How long have you been in Jersey City? Oh, my god, it’s been too long. I’ve been here since 1995. I used to live in Paulus Hook and got chased by wild dogs. I’ve seen it all.
Do you have a favorite Jersey City hangout spot? Well, I like Barcade on slow days. You go there and everyone just leaves you alone. They’re way into their video games. So it’s cool. And, of course, Marco Pepe. I am a regular there.
So what’s your creative process? It’s not just about me, it’s about what’s going on that influences my creative process. And my work is influenced by many artists including Judy Chicago, Faith Ringgold, Ghada Amer, among others. I knitted a red tornado for a show at Stockton College, near the Jersey Shore, right before Sandy hit. And I was the Hudson County Coordinator for Sandy, and so I moved off that. It’s a reaction of what’s happening outside. I usually always use fibers because it always just seems to fit. I think that fiber, in general, is a culture of love. Your grandmother knits you a blanket and it’s on your bed even if it doesn’t match your room. And that’s how I feel connected to what I do. It’s love based and I like that message.

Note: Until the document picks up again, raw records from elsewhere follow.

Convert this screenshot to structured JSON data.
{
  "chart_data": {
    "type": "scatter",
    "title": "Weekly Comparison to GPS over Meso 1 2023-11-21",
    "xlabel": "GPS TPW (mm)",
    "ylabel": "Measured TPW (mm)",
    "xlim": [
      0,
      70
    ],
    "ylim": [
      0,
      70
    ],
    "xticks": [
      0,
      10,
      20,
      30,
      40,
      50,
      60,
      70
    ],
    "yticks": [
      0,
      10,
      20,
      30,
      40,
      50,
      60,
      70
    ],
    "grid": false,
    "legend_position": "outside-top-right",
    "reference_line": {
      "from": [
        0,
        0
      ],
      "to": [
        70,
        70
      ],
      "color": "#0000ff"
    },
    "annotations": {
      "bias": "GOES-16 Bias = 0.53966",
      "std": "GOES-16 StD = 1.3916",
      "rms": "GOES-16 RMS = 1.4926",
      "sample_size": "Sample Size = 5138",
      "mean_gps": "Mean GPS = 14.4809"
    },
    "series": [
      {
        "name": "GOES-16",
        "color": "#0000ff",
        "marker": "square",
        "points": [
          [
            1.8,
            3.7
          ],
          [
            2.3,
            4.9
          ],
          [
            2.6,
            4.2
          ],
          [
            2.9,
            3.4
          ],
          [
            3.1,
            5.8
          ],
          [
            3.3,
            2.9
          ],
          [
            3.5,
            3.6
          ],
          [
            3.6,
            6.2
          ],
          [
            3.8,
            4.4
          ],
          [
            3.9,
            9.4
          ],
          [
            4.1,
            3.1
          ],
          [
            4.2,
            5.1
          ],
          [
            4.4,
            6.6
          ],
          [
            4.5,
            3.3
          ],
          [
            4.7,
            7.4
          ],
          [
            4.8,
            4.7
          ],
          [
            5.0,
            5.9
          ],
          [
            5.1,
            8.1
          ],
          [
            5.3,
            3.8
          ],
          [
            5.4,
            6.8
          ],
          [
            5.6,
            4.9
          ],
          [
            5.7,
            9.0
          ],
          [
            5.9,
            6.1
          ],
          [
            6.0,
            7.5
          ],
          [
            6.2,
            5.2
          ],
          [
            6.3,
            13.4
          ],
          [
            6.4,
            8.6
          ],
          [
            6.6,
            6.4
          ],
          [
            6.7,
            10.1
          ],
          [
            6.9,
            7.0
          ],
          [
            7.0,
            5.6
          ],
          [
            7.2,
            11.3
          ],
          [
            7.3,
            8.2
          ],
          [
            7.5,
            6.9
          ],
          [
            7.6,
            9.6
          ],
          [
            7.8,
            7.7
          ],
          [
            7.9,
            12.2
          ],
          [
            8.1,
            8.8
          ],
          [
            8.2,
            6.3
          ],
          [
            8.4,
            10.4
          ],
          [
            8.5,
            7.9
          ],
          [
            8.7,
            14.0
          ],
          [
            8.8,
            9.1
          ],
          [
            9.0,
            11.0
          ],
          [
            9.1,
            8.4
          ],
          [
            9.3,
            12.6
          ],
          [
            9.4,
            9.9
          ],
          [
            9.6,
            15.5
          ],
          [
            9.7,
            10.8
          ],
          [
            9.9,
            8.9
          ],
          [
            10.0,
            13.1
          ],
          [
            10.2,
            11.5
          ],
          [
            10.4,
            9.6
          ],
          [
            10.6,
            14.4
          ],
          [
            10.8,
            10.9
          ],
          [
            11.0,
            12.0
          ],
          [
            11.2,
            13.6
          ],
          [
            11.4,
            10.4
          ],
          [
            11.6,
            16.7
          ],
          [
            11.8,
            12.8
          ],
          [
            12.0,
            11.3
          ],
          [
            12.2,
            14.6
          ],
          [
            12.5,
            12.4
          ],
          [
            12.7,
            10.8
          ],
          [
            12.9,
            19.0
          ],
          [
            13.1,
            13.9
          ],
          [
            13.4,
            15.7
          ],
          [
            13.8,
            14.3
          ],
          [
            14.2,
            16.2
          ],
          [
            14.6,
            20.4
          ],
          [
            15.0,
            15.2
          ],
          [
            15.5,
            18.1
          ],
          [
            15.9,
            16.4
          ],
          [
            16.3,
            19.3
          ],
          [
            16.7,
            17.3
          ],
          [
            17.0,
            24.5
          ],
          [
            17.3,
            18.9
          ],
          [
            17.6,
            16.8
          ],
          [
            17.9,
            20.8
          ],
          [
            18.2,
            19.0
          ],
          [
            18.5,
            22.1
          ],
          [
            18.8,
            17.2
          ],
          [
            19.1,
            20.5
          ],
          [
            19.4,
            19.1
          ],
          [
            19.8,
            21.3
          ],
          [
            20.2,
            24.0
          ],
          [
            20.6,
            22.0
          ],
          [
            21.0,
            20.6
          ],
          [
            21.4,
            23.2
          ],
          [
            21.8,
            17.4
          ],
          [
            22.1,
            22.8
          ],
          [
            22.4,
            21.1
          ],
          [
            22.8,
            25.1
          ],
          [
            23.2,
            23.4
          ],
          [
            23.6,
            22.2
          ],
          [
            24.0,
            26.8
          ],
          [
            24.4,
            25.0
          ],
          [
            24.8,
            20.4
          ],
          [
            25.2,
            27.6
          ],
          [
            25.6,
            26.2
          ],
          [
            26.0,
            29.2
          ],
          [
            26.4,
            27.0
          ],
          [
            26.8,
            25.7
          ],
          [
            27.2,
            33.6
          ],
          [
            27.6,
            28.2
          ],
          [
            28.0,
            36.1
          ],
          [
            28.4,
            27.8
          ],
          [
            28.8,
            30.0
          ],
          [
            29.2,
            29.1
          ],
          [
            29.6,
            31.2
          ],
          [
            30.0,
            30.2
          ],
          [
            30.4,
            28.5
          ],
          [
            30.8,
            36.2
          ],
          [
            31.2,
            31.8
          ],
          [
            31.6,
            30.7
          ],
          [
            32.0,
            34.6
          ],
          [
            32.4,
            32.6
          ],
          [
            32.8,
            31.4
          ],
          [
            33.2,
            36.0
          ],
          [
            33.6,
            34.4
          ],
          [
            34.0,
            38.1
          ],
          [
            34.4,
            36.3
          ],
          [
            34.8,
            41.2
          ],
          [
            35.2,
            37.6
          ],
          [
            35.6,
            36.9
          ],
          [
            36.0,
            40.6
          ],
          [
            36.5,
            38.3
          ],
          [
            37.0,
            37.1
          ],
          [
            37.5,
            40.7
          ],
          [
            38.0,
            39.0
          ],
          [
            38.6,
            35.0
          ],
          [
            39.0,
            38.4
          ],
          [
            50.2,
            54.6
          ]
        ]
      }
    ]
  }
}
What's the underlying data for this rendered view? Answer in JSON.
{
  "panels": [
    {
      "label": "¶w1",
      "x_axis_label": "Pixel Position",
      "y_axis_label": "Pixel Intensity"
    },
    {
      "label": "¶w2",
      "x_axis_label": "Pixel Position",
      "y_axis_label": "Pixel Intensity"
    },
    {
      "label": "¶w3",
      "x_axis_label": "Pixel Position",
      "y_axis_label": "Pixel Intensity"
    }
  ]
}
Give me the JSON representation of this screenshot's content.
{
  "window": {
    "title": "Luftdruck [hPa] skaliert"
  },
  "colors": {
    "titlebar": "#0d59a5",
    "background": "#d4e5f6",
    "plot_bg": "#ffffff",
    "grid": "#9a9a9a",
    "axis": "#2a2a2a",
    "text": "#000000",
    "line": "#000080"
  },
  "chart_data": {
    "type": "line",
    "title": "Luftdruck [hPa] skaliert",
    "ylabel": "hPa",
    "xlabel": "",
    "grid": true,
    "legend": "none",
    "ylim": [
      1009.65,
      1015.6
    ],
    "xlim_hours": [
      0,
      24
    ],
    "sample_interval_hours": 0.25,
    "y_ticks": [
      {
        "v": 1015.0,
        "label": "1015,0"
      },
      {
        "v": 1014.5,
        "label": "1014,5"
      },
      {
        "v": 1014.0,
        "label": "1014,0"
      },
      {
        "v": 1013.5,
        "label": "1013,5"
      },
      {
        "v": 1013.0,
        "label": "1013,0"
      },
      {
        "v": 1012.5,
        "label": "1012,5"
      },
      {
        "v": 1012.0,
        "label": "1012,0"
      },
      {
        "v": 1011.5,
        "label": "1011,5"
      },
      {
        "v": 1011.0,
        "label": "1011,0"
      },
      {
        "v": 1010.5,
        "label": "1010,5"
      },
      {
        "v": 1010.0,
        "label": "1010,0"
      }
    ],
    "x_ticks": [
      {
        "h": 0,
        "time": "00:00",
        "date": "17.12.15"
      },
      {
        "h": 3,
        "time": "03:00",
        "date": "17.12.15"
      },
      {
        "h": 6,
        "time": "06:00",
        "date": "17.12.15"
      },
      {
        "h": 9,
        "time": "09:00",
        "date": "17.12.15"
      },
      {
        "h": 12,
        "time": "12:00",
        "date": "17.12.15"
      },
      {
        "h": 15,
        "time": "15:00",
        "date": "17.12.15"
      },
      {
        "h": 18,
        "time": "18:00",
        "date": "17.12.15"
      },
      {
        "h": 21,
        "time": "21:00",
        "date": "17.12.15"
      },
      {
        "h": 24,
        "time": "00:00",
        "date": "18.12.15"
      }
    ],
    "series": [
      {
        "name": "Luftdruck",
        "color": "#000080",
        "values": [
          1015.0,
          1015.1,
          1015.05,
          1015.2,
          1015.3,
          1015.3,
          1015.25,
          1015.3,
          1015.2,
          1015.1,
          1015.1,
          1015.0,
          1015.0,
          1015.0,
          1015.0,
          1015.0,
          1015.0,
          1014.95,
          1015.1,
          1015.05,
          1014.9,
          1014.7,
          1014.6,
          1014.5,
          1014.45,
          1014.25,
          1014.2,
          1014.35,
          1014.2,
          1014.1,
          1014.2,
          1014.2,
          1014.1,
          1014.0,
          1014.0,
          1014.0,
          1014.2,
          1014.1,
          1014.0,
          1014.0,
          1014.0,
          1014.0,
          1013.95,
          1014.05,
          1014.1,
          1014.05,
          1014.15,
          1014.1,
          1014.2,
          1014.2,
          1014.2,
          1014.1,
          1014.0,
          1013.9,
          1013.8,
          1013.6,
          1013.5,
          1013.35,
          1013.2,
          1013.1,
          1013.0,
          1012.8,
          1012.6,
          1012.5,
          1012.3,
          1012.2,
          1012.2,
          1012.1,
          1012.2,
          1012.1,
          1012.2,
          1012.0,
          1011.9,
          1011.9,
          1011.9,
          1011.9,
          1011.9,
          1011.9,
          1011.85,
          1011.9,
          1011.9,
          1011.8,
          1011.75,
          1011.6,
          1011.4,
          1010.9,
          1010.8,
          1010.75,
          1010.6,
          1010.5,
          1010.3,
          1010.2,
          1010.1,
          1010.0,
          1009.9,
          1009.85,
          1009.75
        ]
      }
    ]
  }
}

Are you a full-time artist? No, I work now at Hudson County Community College as Director of Cultural Affairs.
What is this Blanket? This is a collaboration with artist Abigail Doan from Lost in Fibers. She lives in New York, but she was so moved by the project, she sent me some pieces to add. I wanted to create something functional. I made somewhat of a pocketbook here that’s attached and the tarp could be placed inside or belongings could be stored inside. You can put one side down and fold it over so it could even be used like a blanket. So it can be used as a bunch of things; a coat, a blanket.
So what’s next after that? Currently, my latest Gimme Shelter piece is featured at Hudson County Community College in the Contemporary Hudson exhibition, curated by artist and professor Laurie Riccadonna. The opening reception is on February 2nd at 3PM and features some great work. The gallery is located on the sixth floor of the library at 71 Sip Ave, right across from Journal Square Path. The exhibit is up until March, and the gallery is new with beautiful views of New York.
Marie Vitale
This is such a wonderful article. It shows how art and community service can be tied together giving the artist and the community the best of everything.